Dog Smoking Parlor Investigated in Southampton
The Hamptons Police, responding to complaints from animal welfare activists, moved to investigate the activities of a local tobacco business that caters to dogs.
On Thursday, the owners of Puff ’n’ Pooch, the canine-centered Southampton smoking parlor in question, allowed police inspectors to enter their premises during business hours to examine how they are running the business and to determine whether any laws are being broken.
“We have nothing to hide,” Robert Rauchund, the manager of Puff ’n’ Pooch, told reporters who accompanied the police. “We don’t provide tobacco to puppies. We have loyal customers who bring their mature dogs to our establishment because their dogs appreciate fine tobaccos.”

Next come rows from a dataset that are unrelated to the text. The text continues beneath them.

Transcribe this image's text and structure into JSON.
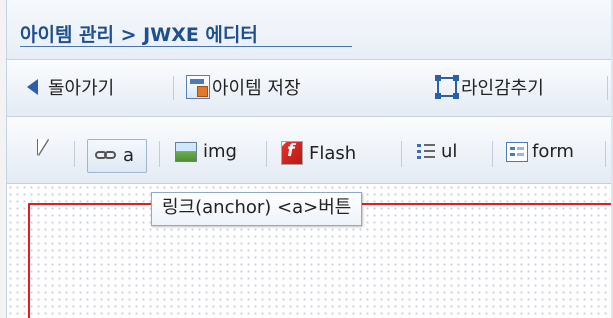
{
  "title": {
    "text": "아이템 관리 > JWXE 에디터"
  },
  "toolbar1": {
    "back_label": "돌아가기",
    "save_label": "아이템 저장",
    "hide_lines_label": "라인감추기"
  },
  "toolbar2": {
    "anchor_label": "a",
    "img_label": "img",
    "flash_label": "Flash",
    "ul_label": "ul",
    "form_label": "form"
  },
  "tooltip": {
    "text": "링크(anchor) <a>버튼"
  },
  "colors": {
    "title": "#1f4f8f",
    "accent": "#2a5fab",
    "frame": "#e02020"
  },
  "icons": {
    "back": "back-arrow-icon",
    "save": "save-icon",
    "hide_lines": "hide-lines-icon",
    "select": "cursor-icon",
    "anchor": "link-icon",
    "img": "image-icon",
    "flash": "flash-icon",
    "ul": "list-icon",
    "form": "form-icon"
  }
}
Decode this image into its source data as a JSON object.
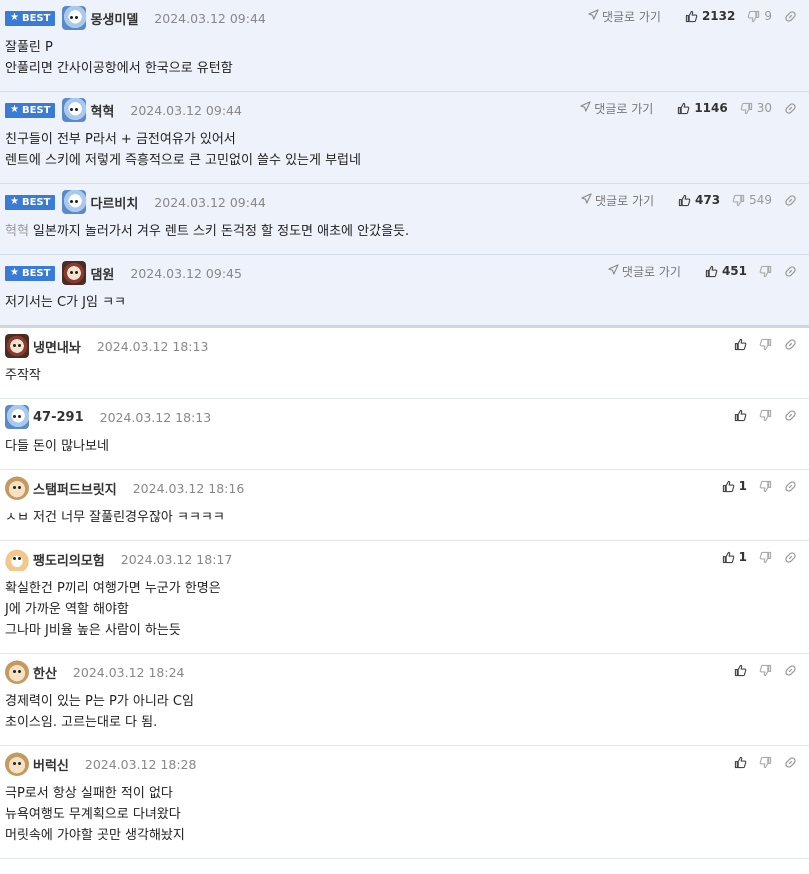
{
  "best_label": "BEST",
  "reply_label": "댓글로 가기",
  "best_comments": [
    {
      "nick": "몽생미델",
      "date": "2024.03.12 09:44",
      "likes": "2132",
      "dislikes": "9",
      "avatar": "blue",
      "lines": [
        "잘풀린 P",
        "안풀리면 간사이공항에서 한국으로 유턴함"
      ]
    },
    {
      "nick": "혁혁",
      "date": "2024.03.12 09:44",
      "likes": "1146",
      "dislikes": "30",
      "avatar": "blue",
      "lines": [
        "친구들이 전부 P라서 + 금전여유가 있어서",
        "렌트에 스키에 저렇게 즉흥적으로 큰 고민없이 쓸수 있는게 부럽네"
      ]
    },
    {
      "nick": "다르비치",
      "date": "2024.03.12 09:44",
      "likes": "473",
      "dislikes": "549",
      "avatar": "blue",
      "mention": "혁혁",
      "lines": [
        "일본까지 놀러가서 겨우 렌트 스키 돈걱정 할 정도면 애초에 안갔을듯."
      ]
    },
    {
      "nick": "댐원",
      "date": "2024.03.12 09:45",
      "likes": "451",
      "dislikes": "",
      "avatar": "dog",
      "lines": [
        "저기서는 C가 J임 ㅋㅋ"
      ]
    }
  ],
  "comments": [
    {
      "nick": "냉면내놔",
      "date": "2024.03.12 18:13",
      "likes": "",
      "avatar": "dog",
      "lines": [
        "주작작"
      ]
    },
    {
      "nick": "47-291",
      "date": "2024.03.12 18:13",
      "likes": "",
      "avatar": "blue",
      "lines": [
        "다들 돈이 많나보네"
      ]
    },
    {
      "nick": "스탬퍼드브릿지",
      "date": "2024.03.12 18:16",
      "likes": "1",
      "avatar": "puppy",
      "lines": [
        "ㅅㅂ 저건 너무 잘풀린경우잖아 ㅋㅋㅋㅋ"
      ]
    },
    {
      "nick": "팽도리의모험",
      "date": "2024.03.12 18:17",
      "likes": "1",
      "avatar": "fox",
      "lines": [
        "확실한건 P끼리 여행가면 누군가 한명은",
        "J에 가까운 역할 해야함",
        "그나마 J비율 높은 사람이 하는듯"
      ]
    },
    {
      "nick": "한산",
      "date": "2024.03.12 18:24",
      "likes": "",
      "avatar": "puppy",
      "lines": [
        "경제력이 있는 P는 P가 아니라 C임",
        "초이스임. 고르는대로 다 됨."
      ]
    },
    {
      "nick": "버럭신",
      "date": "2024.03.12 18:28",
      "likes": "",
      "avatar": "puppy",
      "lines": [
        "극P로서 항상 실패한 적이 없다",
        "뉴욕여행도 무계획으로 다녀왔다",
        "머릿속에 가야할 곳만 생각해놨지"
      ]
    }
  ],
  "icons": {
    "reply": "send-arrow-icon",
    "like": "thumbs-up-icon",
    "dislike": "thumbs-down-icon",
    "link": "link-icon"
  },
  "colors": {
    "best_badge": "#3a7bd5",
    "best_background": "#eef3fb",
    "mention": "#999999"
  }
}
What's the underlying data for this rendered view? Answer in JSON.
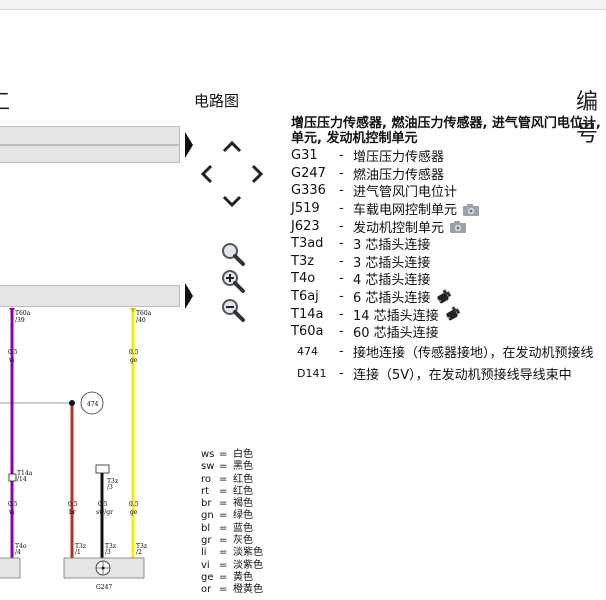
{
  "header": {
    "left_fragment": "工",
    "circuit_label": "电路图",
    "right_fragment": "编号"
  },
  "nav": {
    "up": "up-arrow",
    "left": "left-arrow",
    "right": "right-arrow",
    "down": "down-arrow",
    "zoom_fit": "magnifier-icon",
    "zoom_in": "zoom-in-icon",
    "zoom_out": "zoom-out-icon"
  },
  "info": {
    "title_line1": "增压压力传感器, 燃油压力传感器, 进气管风门电位计,",
    "title_line2": "单元, 发动机控制单元",
    "items": [
      {
        "code": "G31",
        "desc": "增压压力传感器",
        "icon": ""
      },
      {
        "code": "G247",
        "desc": "燃油压力传感器",
        "icon": ""
      },
      {
        "code": "G336",
        "desc": "进气管风门电位计",
        "icon": ""
      },
      {
        "code": "J519",
        "desc": "车载电网控制单元",
        "icon": "camera-icon"
      },
      {
        "code": "J623",
        "desc": "发动机控制单元",
        "icon": "camera-icon"
      },
      {
        "code": "T3ad",
        "desc": "3 芯插头连接",
        "icon": ""
      },
      {
        "code": "T3z",
        "desc": "3 芯插头连接",
        "icon": ""
      },
      {
        "code": "T4o",
        "desc": "4 芯插头连接",
        "icon": ""
      },
      {
        "code": "T6aj",
        "desc": "6 芯插头连接",
        "icon": "connector-icon"
      },
      {
        "code": "T14a",
        "desc": "14 芯插头连接",
        "icon": "connector-icon"
      },
      {
        "code": "T60a",
        "desc": "60 芯插头连接",
        "icon": ""
      },
      {
        "code": "474",
        "desc": "接地连接（传感器接地），在发动机预接线",
        "icon": ""
      },
      {
        "code": "D141",
        "desc": "连接（5V），在发动机预接线导线束中",
        "icon": ""
      }
    ],
    "dash": "-"
  },
  "legend": [
    {
      "code": "ws",
      "color": "白色"
    },
    {
      "code": "sw",
      "color": "黑色"
    },
    {
      "code": "ro",
      "color": "红色"
    },
    {
      "code": "rt",
      "color": "红色"
    },
    {
      "code": "br",
      "color": "褐色"
    },
    {
      "code": "gn",
      "color": "绿色"
    },
    {
      "code": "bl",
      "color": "蓝色"
    },
    {
      "code": "gr",
      "color": "灰色"
    },
    {
      "code": "li",
      "color": "淡紫色"
    },
    {
      "code": "vi",
      "color": "淡紫色"
    },
    {
      "code": "ge",
      "color": "黄色"
    },
    {
      "code": "or",
      "color": "橙黄色"
    }
  ],
  "legend_eq": "=",
  "diagram": {
    "wires": [
      {
        "top_label": "T60a",
        "top_pin": "/39",
        "gauge": "0.5",
        "color_code": "vi",
        "bottom_label": "T4o",
        "bottom_pin": "/4",
        "color": "#8b00a8"
      },
      {
        "top_label": "",
        "top_pin": "",
        "gauge": "0.5",
        "color_code": "br",
        "bottom_label": "T3z",
        "bottom_pin": "/1",
        "color": "#b03030"
      },
      {
        "top_label": "",
        "top_pin": "",
        "gauge": "0.5",
        "color_code": "sw/gr",
        "bottom_label": "T3z",
        "bottom_pin": "/3",
        "color": "#111111"
      },
      {
        "top_label": "T60a",
        "top_pin": "/40",
        "gauge": "0.5",
        "color_code": "ge",
        "bottom_label": "T3z",
        "bottom_pin": "/2",
        "color": "#f2ef00"
      }
    ],
    "ground_label": "474",
    "connector_label": "T14a",
    "connector_pin": "/14",
    "connector_right_label": "T3z",
    "connector_right_pin": "/3",
    "component_label": "G247"
  }
}
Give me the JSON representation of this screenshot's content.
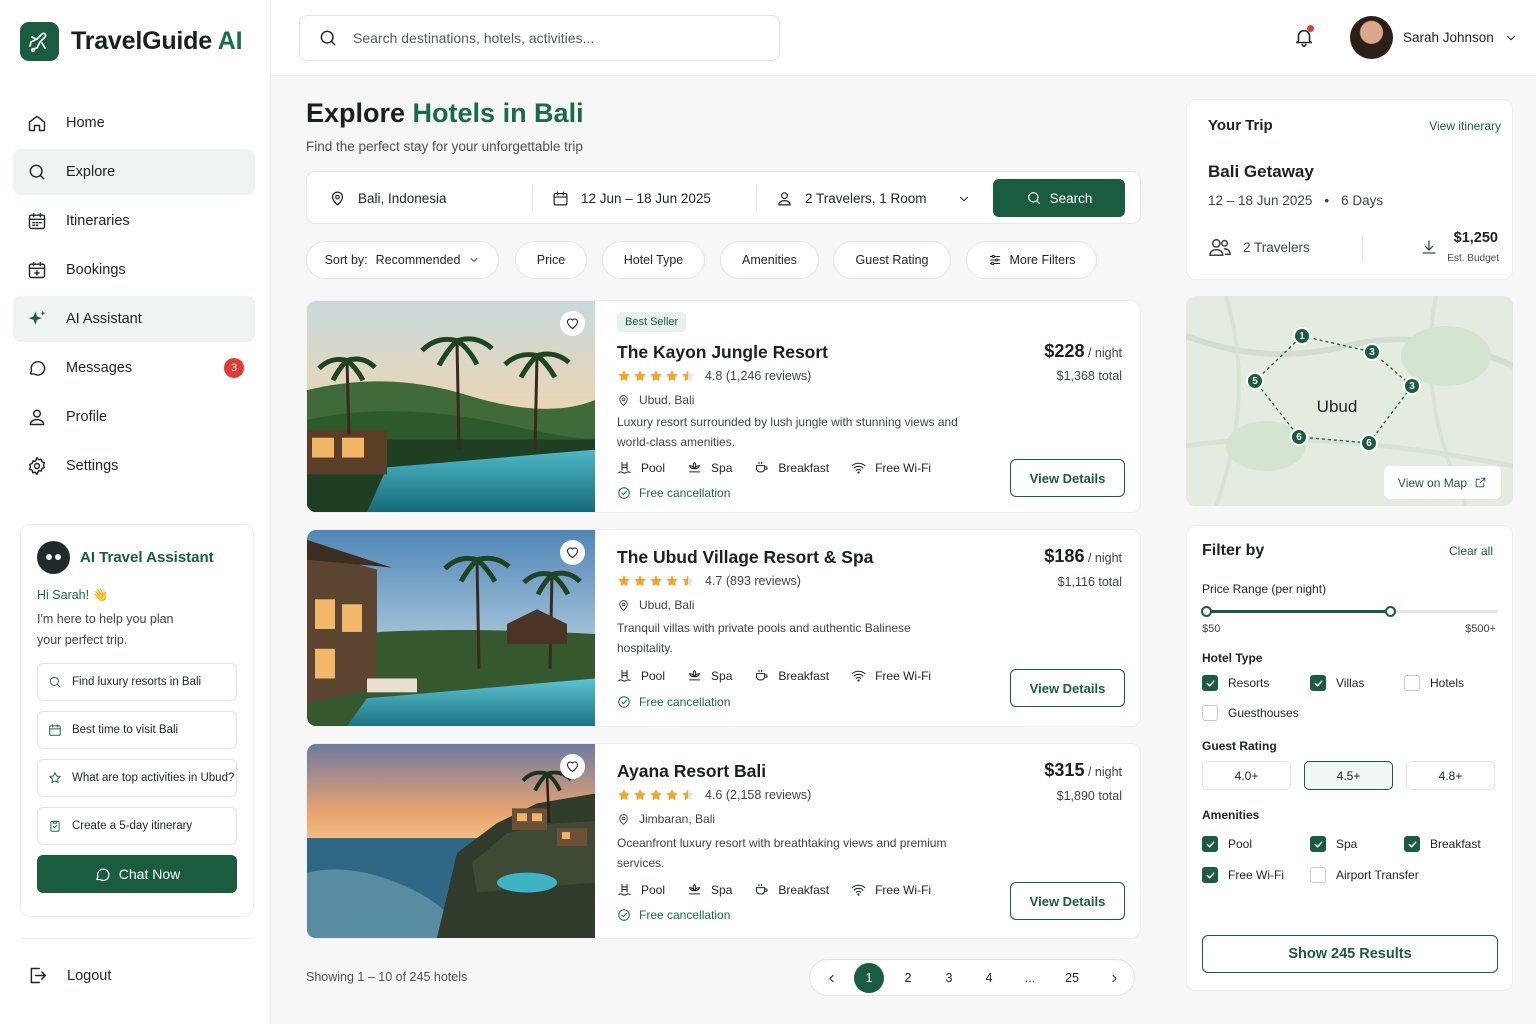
{
  "brand": {
    "name": "TravelGuide",
    "suffix": "AI"
  },
  "nav": [
    {
      "label": "Home",
      "icon": "home-icon"
    },
    {
      "label": "Explore",
      "icon": "search-icon",
      "active": true
    },
    {
      "label": "Itineraries",
      "icon": "calendar-icon"
    },
    {
      "label": "Bookings",
      "icon": "calendar-plus-icon"
    },
    {
      "label": "AI Assistant",
      "icon": "sparkle-icon",
      "active": true
    },
    {
      "label": "Messages",
      "icon": "chat-icon",
      "badge": "3"
    },
    {
      "label": "Profile",
      "icon": "user-icon"
    },
    {
      "label": "Settings",
      "icon": "gear-icon"
    }
  ],
  "assistant": {
    "title": "AI Travel Assistant",
    "greeting": "Hi Sarah! 👋",
    "body": "I'm here to help you plan your perfect trip.",
    "options": [
      {
        "label": "Find luxury resorts in Bali",
        "icon": "search-icon"
      },
      {
        "label": "Best time to visit Bali",
        "icon": "calendar-icon"
      },
      {
        "label": "What are top activities in Ubud?",
        "icon": "star-icon"
      },
      {
        "label": "Create a 5-day itinerary",
        "icon": "clipboard-icon"
      }
    ],
    "chat_label": "Chat Now"
  },
  "logout_label": "Logout",
  "search": {
    "placeholder": "Search destinations, hotels, activities..."
  },
  "user": {
    "name": "Sarah Johnson"
  },
  "page": {
    "title_prefix": "Explore ",
    "title_highlight": "Hotels in Bali",
    "subtitle": "Find the perfect stay for your unforgettable trip"
  },
  "searchbar": {
    "location": "Bali, Indonesia",
    "dates": "12 Jun – 18 Jun 2025",
    "guests": "2 Travelers, 1 Room",
    "button": "Search"
  },
  "filters_chips": {
    "sort_prefix": "Sort by:",
    "sort_value": "Recommended",
    "price": "Price",
    "hotel_type": "Hotel Type",
    "amenities": "Amenities",
    "guest_rating": "Guest Rating",
    "more": "More Filters"
  },
  "hotels": [
    {
      "badge": "Best Seller",
      "name": "The Kayon Jungle Resort",
      "rating": "4.8",
      "reviews": "(1,246 reviews)",
      "location": "Ubud, Bali",
      "desc": "Luxury resort surrounded by lush jungle with stunning views and world-class amenities.",
      "price": "$228",
      "per": "/ night",
      "total": "$1,368 total",
      "free": "Free cancellation",
      "cta": "View Details",
      "stars": 4.5
    },
    {
      "badge": "",
      "name": "The Ubud Village Resort & Spa",
      "rating": "4.7",
      "reviews": "(893 reviews)",
      "location": "Ubud, Bali",
      "desc": "Tranquil villas with private pools and authentic Balinese hospitality.",
      "price": "$186",
      "per": "/ night",
      "total": "$1,116 total",
      "free": "Free cancellation",
      "cta": "View Details",
      "stars": 4.5
    },
    {
      "badge": "",
      "name": "Ayana Resort Bali",
      "rating": "4.6",
      "reviews": "(2,158 reviews)",
      "location": "Jimbaran, Bali",
      "desc": "Oceanfront luxury resort with breathtaking views and premium services.",
      "price": "$315",
      "per": "/ night",
      "total": "$1,890 total",
      "free": "Free cancellation",
      "cta": "View Details",
      "stars": 4.5
    }
  ],
  "amenity_labels": {
    "pool": "Pool",
    "spa": "Spa",
    "breakfast": "Breakfast",
    "wifi": "Free Wi-Fi"
  },
  "pagination": {
    "showing": "Showing 1 – 10 of 245 hotels",
    "pages": [
      "1",
      "2",
      "3",
      "4",
      "...",
      "25"
    ],
    "current": "1"
  },
  "trip": {
    "heading": "Your Trip",
    "link": "View itinerary",
    "name": "Bali Getaway",
    "dates": "12 – 18 Jun 2025",
    "sep": "•",
    "days": "6 Days",
    "travelers": "2 Travelers",
    "budget": "$1,250",
    "budget_label": "Est. Budget"
  },
  "map": {
    "label": "Ubud",
    "markers": [
      "1",
      "3",
      "3",
      "6",
      "6",
      "5"
    ],
    "button": "View on Map"
  },
  "filter": {
    "heading": "Filter by",
    "clear": "Clear all",
    "price_label": "Price Range (per night)",
    "price_min": "$50",
    "price_max": "$500+",
    "price_selected_fraction": 0.63,
    "hotel_type_label": "Hotel Type",
    "hotel_types": [
      {
        "label": "Resorts",
        "checked": true
      },
      {
        "label": "Villas",
        "checked": true
      },
      {
        "label": "Hotels",
        "checked": false
      },
      {
        "label": "Guesthouses",
        "checked": false
      }
    ],
    "guest_rating_label": "Guest Rating",
    "guest_ratings": [
      {
        "label": "4.0+",
        "selected": false
      },
      {
        "label": "4.5+",
        "selected": true
      },
      {
        "label": "4.8+",
        "selected": false
      }
    ],
    "amenities_label": "Amenities",
    "amenities": [
      {
        "label": "Pool",
        "checked": true
      },
      {
        "label": "Spa",
        "checked": true
      },
      {
        "label": "Breakfast",
        "checked": true
      },
      {
        "label": "Free Wi-Fi",
        "checked": true
      },
      {
        "label": "Airport Transfer",
        "checked": false
      }
    ],
    "show_button": "Show 245 Results"
  },
  "colors": {
    "brand": "#1a5c40",
    "accent": "#1a6b47",
    "badge": "#e03b35",
    "star": "#f5a623"
  }
}
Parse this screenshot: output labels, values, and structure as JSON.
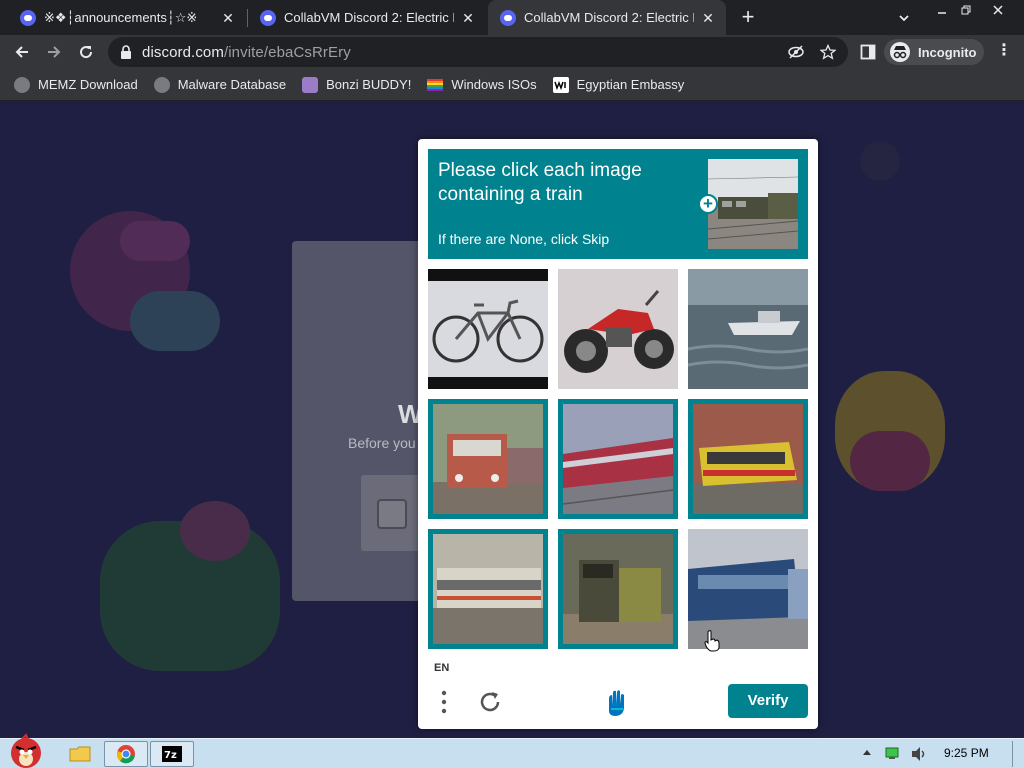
{
  "tabs": [
    {
      "title": "※❖┆announcements┆☆※",
      "active": false
    },
    {
      "title": "CollabVM Discord 2: Electric B",
      "active": false
    },
    {
      "title": "CollabVM Discord 2: Electric B",
      "active": true
    }
  ],
  "toolbar": {
    "url_host": "discord.com",
    "url_path": "/invite/ebaCsRrEry",
    "incognito_label": "Incognito"
  },
  "bookmarks": [
    {
      "label": "MEMZ Download"
    },
    {
      "label": "Malware Database"
    },
    {
      "label": "Bonzi BUDDY!"
    },
    {
      "label": "Windows ISOs"
    },
    {
      "label": "Egyptian Embassy"
    }
  ],
  "discord": {
    "heading": "W",
    "subtext": "Before you"
  },
  "captcha": {
    "prompt_title": "Please click each image containing a train",
    "prompt_sub": "If there are None, click Skip",
    "language": "EN",
    "verify_label": "Verify",
    "accent": "#00838f",
    "tiles": [
      {
        "subject": "bicycle",
        "selected": false
      },
      {
        "subject": "motorcycle",
        "selected": false
      },
      {
        "subject": "boat",
        "selected": false
      },
      {
        "subject": "train",
        "selected": true
      },
      {
        "subject": "train",
        "selected": true
      },
      {
        "subject": "train",
        "selected": true
      },
      {
        "subject": "train",
        "selected": true
      },
      {
        "subject": "train",
        "selected": true
      },
      {
        "subject": "train",
        "selected": false
      }
    ]
  },
  "taskbar": {
    "clock": "9:25 PM"
  }
}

Reporters who were granted access to Puff ’n’ Pooch’s interior described it as including a spacious central area with shag carpeting and large cushions, and said that several large dogs were resting comfortably on the cushions and inhaling deeply and frequently from long tubes connected to a shared hookah. The reporters said the smell of the room was “just about as bad as you would imagine,” but none of them saw any particular reason for alarm.
As a health precaution, according to Rauchund, dogs are allowed a maximum of one half hour in Puff ’n’ Pooch’s smoking parlor per day, after which the staff shampoos them and brushes their teeth before sending them home with their owners.
In briefing the press, Hamptons Police spokesman Larry Hirsch noted that, while he understands the concerns of animal welfare activists, “right now Puff ’n’ Pooch appears to be completely legal.”